Ce code initial est élégant, court (important visuellement) et intelligible par des collégiens, même sans une « compréhension fine » de la boucle « répéter ». Mais ce code, en dépit de sa simplicité, a malgré tout un grave défaut : les messages sont affichés dans des boîtes de dialogue, ce qui rend le jeu peu attrayant !

Version tableur

Pour résoudre cet inconvénient majeur, il existe une solution technique bien connue des développeurs Javascript. Elle permettrait ici de remplacer les exaspérantes boîtes de dialogue par des affichages se rajoutant à la fin de la page web.

Pour ma part, je proposerai dans cet article une solution utilisant le tableur, beaucoup plus simple à mettre en oeuvre :

Les différents choix du joueur seront affichés en colonne A, ceux de la machine apparaîtront en colonne B, et les totaux seront visualisés en colonne C :

Stratégie

Si après plusieurs parties vos élèves n’ont pas trouvé la stratégie optimale, vous pouvez leur proposer de jouer avec une autre version du jeu de Nim (bouton Demo2).

Dans un premier temps, mieux vaut ne pas leur dire qu’ils perdront à chaque fois ! En effet :

  • le bloc ordiJoue (qui apparaît sous forme réduite) a été programmé pour que l’ordinateur joue de façon optimale et non aléatoirement comme précédemment.
  • le nombre d’allumettes initial (20) est un multiple de 4, ce qui est une position gagnante pour l’ordinateur quels que soient les choix des élèves.

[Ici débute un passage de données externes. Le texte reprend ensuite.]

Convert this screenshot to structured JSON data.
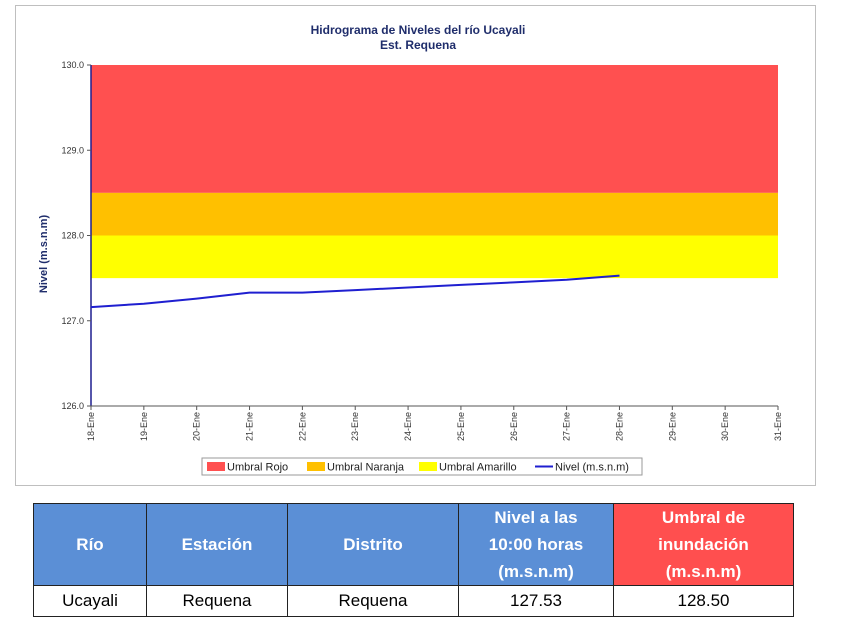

Grâce à la trace du jeu apparaissant dans le tableur, ils devraient je crois découvrir sans peine que l’ordinateur s’arrange pour que les totaux partiels soient des multiples de 4.

Vous pourrez alors les en féliciter, en précisant cependant que leur hypothèse n’est valide que parce que le nombre initial d’allumettes (ici 20) est un multiple de 4. Je vous invite alors à les faire rejouer avec un nombre d’allumettes non multiple de 4 en ajoutant, pour les motiver, que l’ordinateur perdra toujours s’ils trouvent la stratégie gagnante.

Et s’ils ne trouvent toujours pas, je vous suggère de les faire jouer avec une nouvelle version (bouton Demo3) faisant apparaître dans le tableur la différence entre le seuil à atteindre et le nombre total d’allumettes...

D) Conclusion

Ce que je propose dans cet article est simple à résumer :

  • utiliser un tableur (formel) pour faire des mathématiques.
  • utiliser Blockly pour faire de la programmation visuelle.
  • combiner (parfois) les deux grâce à l’extension Xcas de Blockly que j’ai réalisée.